When asked about her experiences being the only woman in certain situations, specifically when she ran against three men for the Illinois State Senate, McAteer discussed her experience interviewing with the Chicago Tribune Editorial Board.
“I would say the most intimidating experience I had was interviewing with the Chicago Tribune Editorial Board,” McAteer said. “They interview all elected officials and candidates to endorse them and it’s a dark wooden large conference room [and] very old school like men’s club kind of thing and I knew it was going to be very difficult because most of the people on the editorial board were not of the same political mind frame that I am.”
McAteer explained how she felt about that situation and the way she approached it.
“I just remember thinking… ‘I’ve got to do this. I have to do this,’ and [I] gave myself a little pep talk before I walked into that room and now I feel anytime I get nervous about something I think about ‘If I can walk into the Chicago Tribune Editorial Board Room and pull that off, I can do anything,’” McAteer said.
McAteer encouraged students to take the approach she had when faced with a similar situation.

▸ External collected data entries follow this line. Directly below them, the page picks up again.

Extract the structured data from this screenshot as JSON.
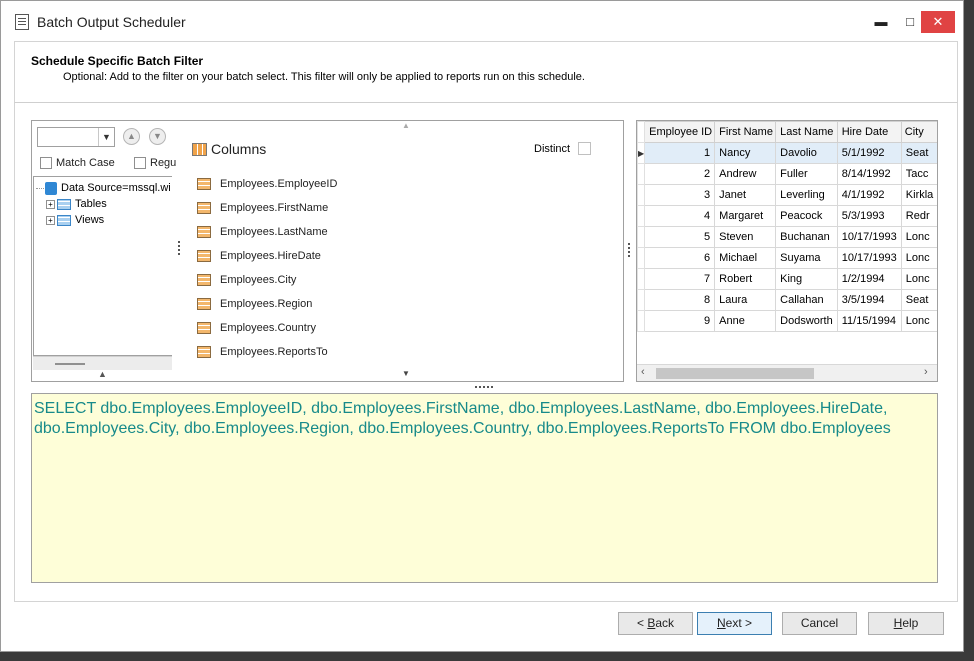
{
  "window": {
    "title": "Batch Output Scheduler",
    "title_icon": "document-icon",
    "controls": {
      "minimize": "▬",
      "maximize": "□",
      "close": "✕"
    }
  },
  "header": {
    "title": "Schedule Specific Batch Filter",
    "subtitle": "Optional: Add to the filter on your batch select. This filter will only be applied to reports run on this schedule."
  },
  "left_pane": {
    "combo_value": "",
    "match_case_label": "Match Case",
    "regex_label": "Regu",
    "tree": {
      "root": "Data Source=mssql.wi",
      "children": [
        "Tables",
        "Views"
      ]
    }
  },
  "columns_pane": {
    "title": "Columns",
    "distinct_label": "Distinct",
    "items": [
      "Employees.EmployeeID",
      "Employees.FirstName",
      "Employees.LastName",
      "Employees.HireDate",
      "Employees.City",
      "Employees.Region",
      "Employees.Country",
      "Employees.ReportsTo"
    ]
  },
  "grid": {
    "headers": [
      "Employee ID",
      "First Name",
      "Last Name",
      "Hire Date",
      "City"
    ],
    "rows": [
      [
        "1",
        "Nancy",
        "Davolio",
        "5/1/1992",
        "Seat"
      ],
      [
        "2",
        "Andrew",
        "Fuller",
        "8/14/1992",
        "Tacc"
      ],
      [
        "3",
        "Janet",
        "Leverling",
        "4/1/1992",
        "Kirkla"
      ],
      [
        "4",
        "Margaret",
        "Peacock",
        "5/3/1993",
        "Redr"
      ],
      [
        "5",
        "Steven",
        "Buchanan",
        "10/17/1993",
        "Lonc"
      ],
      [
        "6",
        "Michael",
        "Suyama",
        "10/17/1993",
        "Lonc"
      ],
      [
        "7",
        "Robert",
        "King",
        "1/2/1994",
        "Lonc"
      ],
      [
        "8",
        "Laura",
        "Callahan",
        "3/5/1994",
        "Seat"
      ],
      [
        "9",
        "Anne",
        "Dodsworth",
        "11/15/1994",
        "Lonc"
      ]
    ],
    "selected_row": 0
  },
  "sql": {
    "text": "SELECT dbo.Employees.EmployeeID, dbo.Employees.FirstName, dbo.Employees.LastName, dbo.Employees.HireDate, dbo.Employees.City, dbo.Employees.Region, dbo.Employees.Country, dbo.Employees.ReportsTo FROM dbo.Employees"
  },
  "buttons": {
    "back": {
      "prefix": "< ",
      "accel": "B",
      "rest": "ack"
    },
    "next": {
      "accel": "N",
      "rest": "ext >"
    },
    "cancel": "Cancel",
    "help": {
      "accel": "H",
      "rest": "elp"
    }
  }
}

“So honestly, I think it’s just giving yourself a little mini pep talk… and not letting yourself think people are judging you which is so much easier said than done,” McAteer said.
SGA’s Civic Engagement and Social Action Series takes place Tuesday nights at 5:30 p.m. with a new panelist each week until the 2020 presidential election in November.
Correction (10/19/2020): A previous version of this story listed Caroline McAteer as being on the Board of Trustees. It has since been updated to reflect her correct position of Board of Directors at the Danny Did Foundation.